The REALIGN process involves three main steps:
Criteria Definition: Humans define their preferences (e.g., the preferred format of responses) in various scenarios in the form of natural language.
Retrieval Augmentation: Broadens the knowledge base for knowledge-intensive tasks by incorporating additional information, thereby improving the factuality and informativeness of responses.
Reformatting: Aims to re-align the responses with the pre-established criteria and the collated evidence, guaranteeing outputs that are both structured and substantiated.

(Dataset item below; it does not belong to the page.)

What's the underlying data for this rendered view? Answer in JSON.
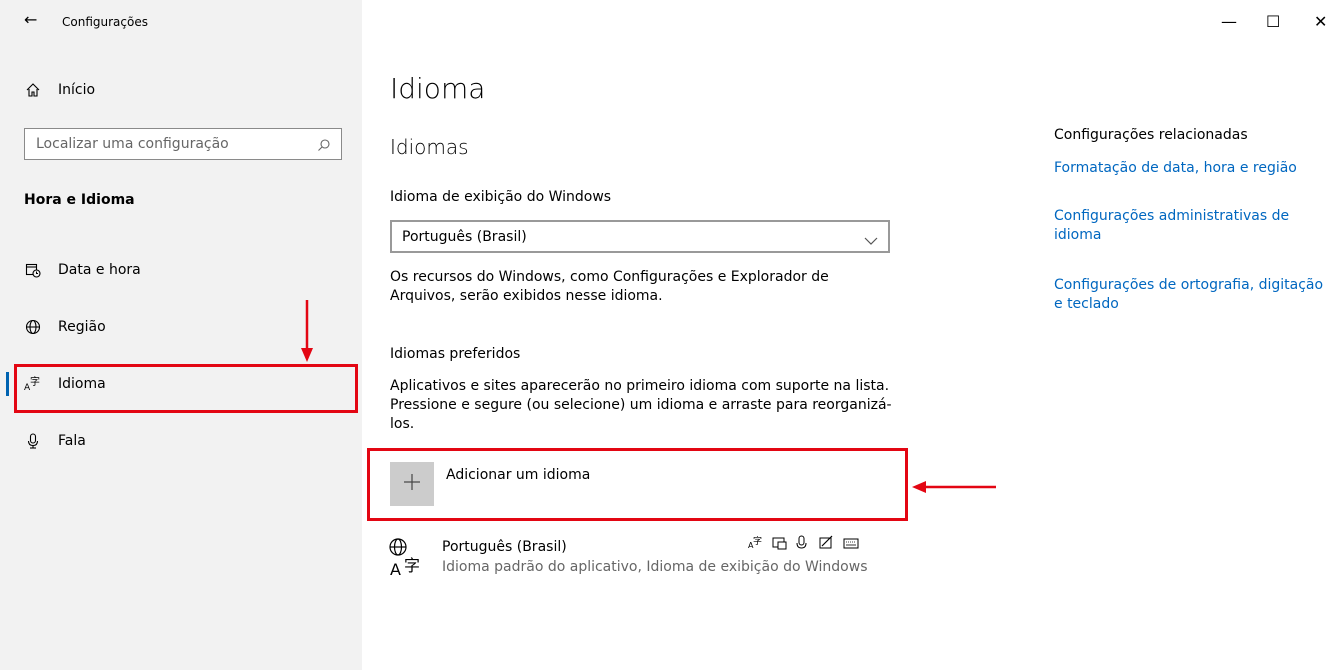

The paper evaluates REALIGN on five types of existing instruction data, including general datasets (Open-Platypus, No Robots, Alpaca) and mathematical datasets (GSM8K, MATH). The results show that REALIGN significantly boosts the general alignment ability, math reasoning, factuality, and readability of the LLMs, without introducing any additional data or advanced training techniques. For example, REALIGN improves the mathematical reasoning ability of LLaMA-2-13B on the GSM8K test set from 46.77% to 56.63% in accuracy. Additionally, a mere 5% of REALIGN data yields a 67% boost in general alignment ability measured by the Alpaca dataset.
The paper highlights the need for further research into the science and mechanistic interpretability of LLMs and makes the associated code and data publicly accessible to support future studies.
Stats
The total number of three-digit numbers less than 500 is 400.
The number of three-digit numbers less than 500 that have no digits that are the same is 288.
The number of three-digit numbers less than 500 that have at least two digits that are the same is 112.
Quotes
"There are 112 positive three-digit integers less than 500 that have at least two digits that are the same."